Despite the incredibly interesting plot lines, what I like most about this series are the characters here. The Well of Lost Plots was not as appealing to me as the first two books; many of my favorite characters were not present as that novel focused mainly on Thursday and her Book World adventures. It isn't just Thursday Next I like, but all of them, including the almost lovable henchmen for the Goliath Corporation. Characters that were absent from The Well of Lost Plots have at least guest appearances in Something Rotten Spike, Mycroft and Polly, Joffy, Thursday's Mum, Thursday's Dad who's been uneradicated, Emma Hamilton, and her husband, Landen. All are here in their ever-so-eccentric Englishness.

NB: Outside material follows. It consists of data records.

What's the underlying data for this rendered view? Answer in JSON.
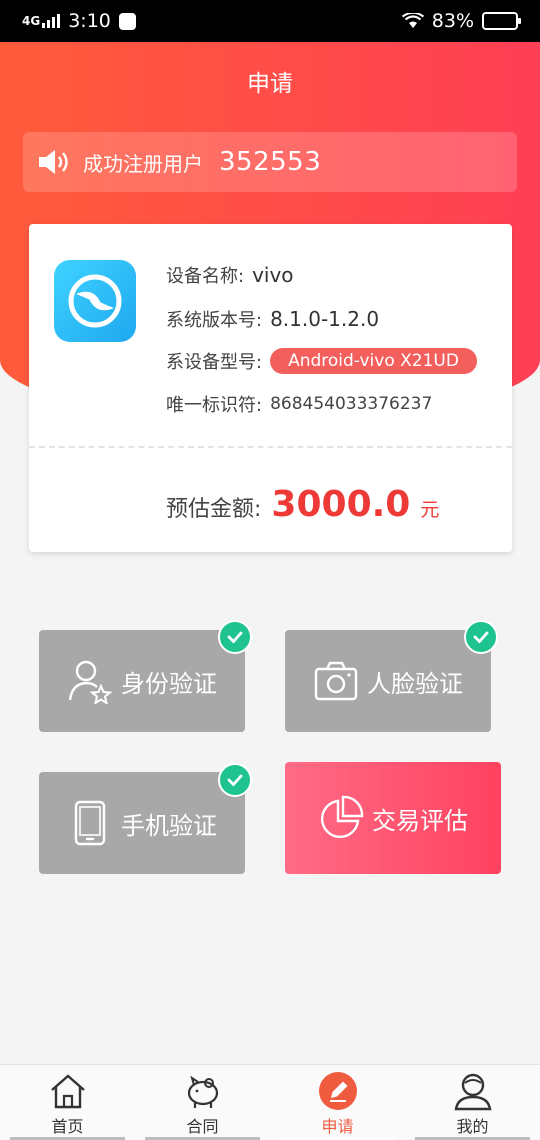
{
  "status": {
    "time": "3:10",
    "network": "4G",
    "battery": "83%"
  },
  "header": {
    "title": "申请"
  },
  "notice": {
    "label": "成功注册用户",
    "count": "352553"
  },
  "device": {
    "name_label": "设备名称:",
    "name_value": "vivo",
    "version_label": "系统版本号:",
    "version_value": "8.1.0-1.2.0",
    "model_label": "系设备型号:",
    "model_value": "Android-vivo X21UD",
    "id_label": "唯一标识符:",
    "id_value": "868454033376237",
    "amount_label": "预估金额:",
    "amount_value": "3000.0",
    "amount_unit": "元"
  },
  "tiles": [
    {
      "label": "身份验证",
      "icon": "user-star-icon",
      "verified": true
    },
    {
      "label": "人脸验证",
      "icon": "camera-icon",
      "verified": true
    },
    {
      "label": "手机验证",
      "icon": "phone-icon",
      "verified": true
    },
    {
      "label": "交易评估",
      "icon": "pie-chart-icon",
      "verified": false
    }
  ],
  "tabbar": [
    {
      "label": "首页",
      "icon": "home-icon"
    },
    {
      "label": "合同",
      "icon": "piggy-bank-icon"
    },
    {
      "label": "申请",
      "icon": "edit-icon",
      "active": true
    },
    {
      "label": "我的",
      "icon": "person-icon"
    }
  ],
  "colors": {
    "accent": "#ff4a48",
    "amount": "#ee3a36",
    "verified": "#1fc38f",
    "tile_disabled": "#a8a8a8"
  }
}
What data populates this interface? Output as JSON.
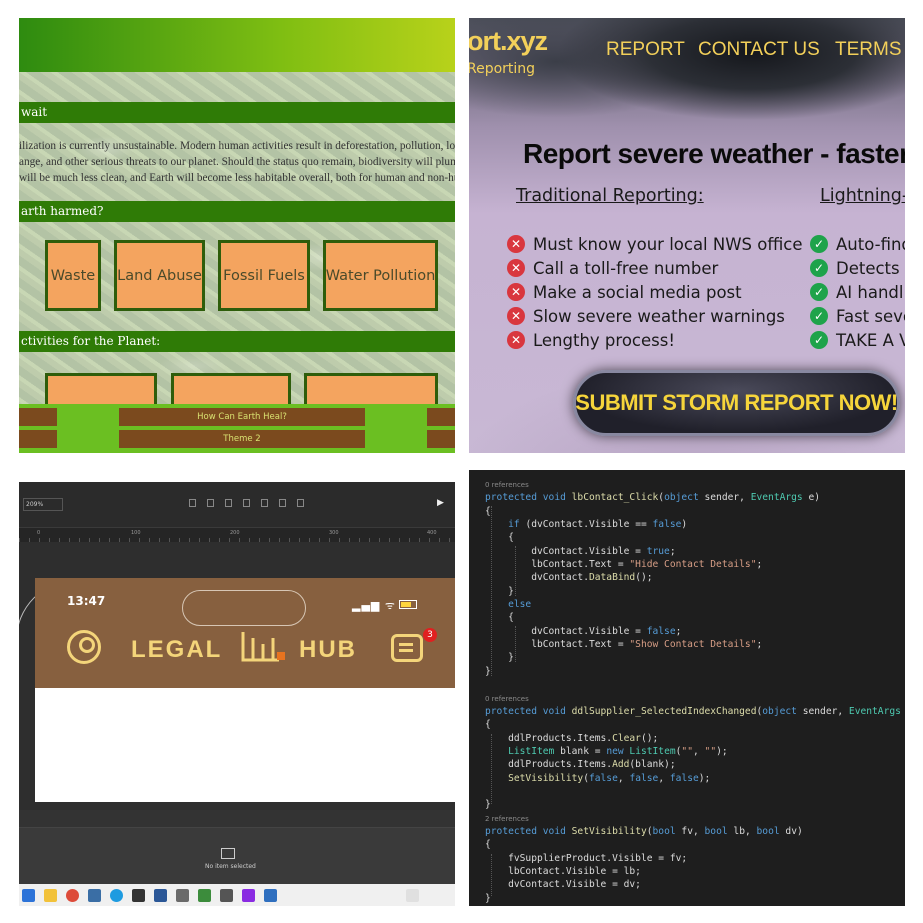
{
  "panel1": {
    "section_wait": "wait",
    "paragraph_lines": [
      "ilization is currently unsustainable. Modern human activities result in deforestation, pollution, loss",
      "ange, and other serious threats to our planet. Should the status quo remain, biodiversity will plumm",
      "will be much less clean, and Earth will become less habitable overall, both for human and non-huma"
    ],
    "section_harmed": "arth harmed?",
    "harm_boxes": [
      "Waste",
      "Land Abuse",
      "Fossil Fuels",
      "Water Pollution"
    ],
    "section_activities": "ctivities for the Planet:",
    "nav_buttons": [
      "How Can Earth Heal?",
      "Theme 2"
    ],
    "colors": {
      "bar": "#2f7b06",
      "box": "#f4a45f",
      "button": "#7b4a1e"
    }
  },
  "panel2": {
    "logo": "ort.xyz",
    "logo_sub": "Reporting",
    "nav": [
      "REPORT",
      "CONTACT US",
      "TERMS"
    ],
    "headline": "Report severe weather - faster",
    "traditional_heading": "Traditional Reporting:",
    "lightning_heading": "Lightning-R",
    "traditional_items": [
      "Must know your local NWS office",
      "Call a toll-free number",
      "Make a social media post",
      "Slow severe weather warnings",
      "Lengthy process!"
    ],
    "lightning_items": [
      "Auto-find",
      "Detects y",
      "AI handl",
      "Fast seve",
      "TAKE A V"
    ],
    "cta": "SUBMIT STORM REPORT NOW!",
    "colors": {
      "accent": "#f3d05a",
      "cta_text": "#f6d53b",
      "bad": "#d9363e",
      "good": "#1ea34a"
    }
  },
  "panel3": {
    "zoom": "209%",
    "ruler_ticks": [
      "0",
      "100",
      "200",
      "300",
      "400"
    ],
    "time": "13:47",
    "brand_left": "LEGAL",
    "brand_right": "HUB",
    "notification_count": "3",
    "no_item": "No item selected",
    "colors": {
      "header": "#87603f",
      "brand": "#f4d57a",
      "badge": "#e02020"
    }
  },
  "panel4": {
    "lines": [
      {
        "t": "ref",
        "text": "0 references"
      },
      {
        "t": "code",
        "html": "<span class=\"kw\">protected</span> <span class=\"kw\">void</span> <span class=\"fn\">lbContact_Click</span>(<span class=\"kw\">object</span> sender, <span class=\"ty\">EventArgs</span> e)"
      },
      {
        "t": "code",
        "html": "{"
      },
      {
        "t": "code",
        "html": "    <span class=\"kw\">if</span> (dvContact.Visible == <span class=\"kw\">false</span>)"
      },
      {
        "t": "code",
        "html": "    {"
      },
      {
        "t": "code",
        "html": "        dvContact.Visible = <span class=\"kw\">true</span>;"
      },
      {
        "t": "code",
        "html": "        lbContact.Text = <span class=\"st\">\"Hide Contact Details\"</span>;"
      },
      {
        "t": "code",
        "html": "        dvContact.<span class=\"fn\">DataBind</span>();"
      },
      {
        "t": "code",
        "html": "    }"
      },
      {
        "t": "code",
        "html": "    <span class=\"kw\">else</span>"
      },
      {
        "t": "code",
        "html": "    {"
      },
      {
        "t": "code",
        "html": "        dvContact.Visible = <span class=\"kw\">false</span>;"
      },
      {
        "t": "code",
        "html": "        lbContact.Text = <span class=\"st\">\"Show Contact Details\"</span>;"
      },
      {
        "t": "code",
        "html": "    }"
      },
      {
        "t": "code",
        "html": "}"
      },
      {
        "t": "code",
        "html": ""
      },
      {
        "t": "ref",
        "text": "0 references"
      },
      {
        "t": "code",
        "html": "<span class=\"kw\">protected</span> <span class=\"kw\">void</span> <span class=\"fn\">ddlSupplier_SelectedIndexChanged</span>(<span class=\"kw\">object</span> sender, <span class=\"ty\">EventArgs</span> e"
      },
      {
        "t": "code",
        "html": "{"
      },
      {
        "t": "code",
        "html": "    ddlProducts.Items.<span class=\"fn\">Clear</span>();"
      },
      {
        "t": "code",
        "html": "    <span class=\"ty\">ListItem</span> blank = <span class=\"kw\">new</span> <span class=\"ty\">ListItem</span>(<span class=\"st\">\"\"</span>, <span class=\"st\">\"\"</span>);"
      },
      {
        "t": "code",
        "html": "    ddlProducts.Items.<span class=\"fn\">Add</span>(blank);"
      },
      {
        "t": "code",
        "html": "    <span class=\"fn\">SetVisibility</span>(<span class=\"kw\">false</span>, <span class=\"kw\">false</span>, <span class=\"kw\">false</span>);"
      },
      {
        "t": "code",
        "html": ""
      },
      {
        "t": "code",
        "html": "}"
      },
      {
        "t": "ref",
        "text": "2 references"
      },
      {
        "t": "code",
        "html": "<span class=\"kw\">protected</span> <span class=\"kw\">void</span> <span class=\"fn\">SetVisibility</span>(<span class=\"kw\">bool</span> fv, <span class=\"kw\">bool</span> lb, <span class=\"kw\">bool</span> dv)"
      },
      {
        "t": "code",
        "html": "{"
      },
      {
        "t": "code",
        "html": "    fvSupplierProduct.Visible = fv;"
      },
      {
        "t": "code",
        "html": "    lbContact.Visible = lb;"
      },
      {
        "t": "code",
        "html": "    dvContact.Visible = dv;"
      },
      {
        "t": "code",
        "html": "}"
      }
    ]
  }
}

Time travel... Characters from book stepping out in the real world... Scruffy prophets interested in, oh, never mind. . . . Really bad puns. . . . Shakespearean actors intent on seeing what the public thinks of them. . . . Shakespearean clones intent on giving a million monkeys a run for their money. . . . A six foot high talking hedgehog. . . . More really bad puns. . . . A mad Dictator straight out of a truly bad Space Opera who likes Grand Entrances. . . . Extreme croquet. . . . Can Thursday Next deal with all this while tending to her baby and watching her husband fade in and out of existence? Will she find the perfect slice of toast as defined by the Toast Marketing board? (I'm serious go see the Welcome to the Toast Marketing board Web site and explore the rest of the Thursday Next Web site.) Jasper Fforde is every bit as brilliant in this series as Douglas Adams was in The Hitchhikers Guide to The Galaxy series. It's that good. Indeed I could say that it's even better plotted with more memorable characters than that venerable series but that will take a few more readings to say that with certainty. I do know that, like Kage Baker's 'The Company' series, I eagerly look forward to each new novel, and am disappointed when I finish it. This is truly The Good Stuff.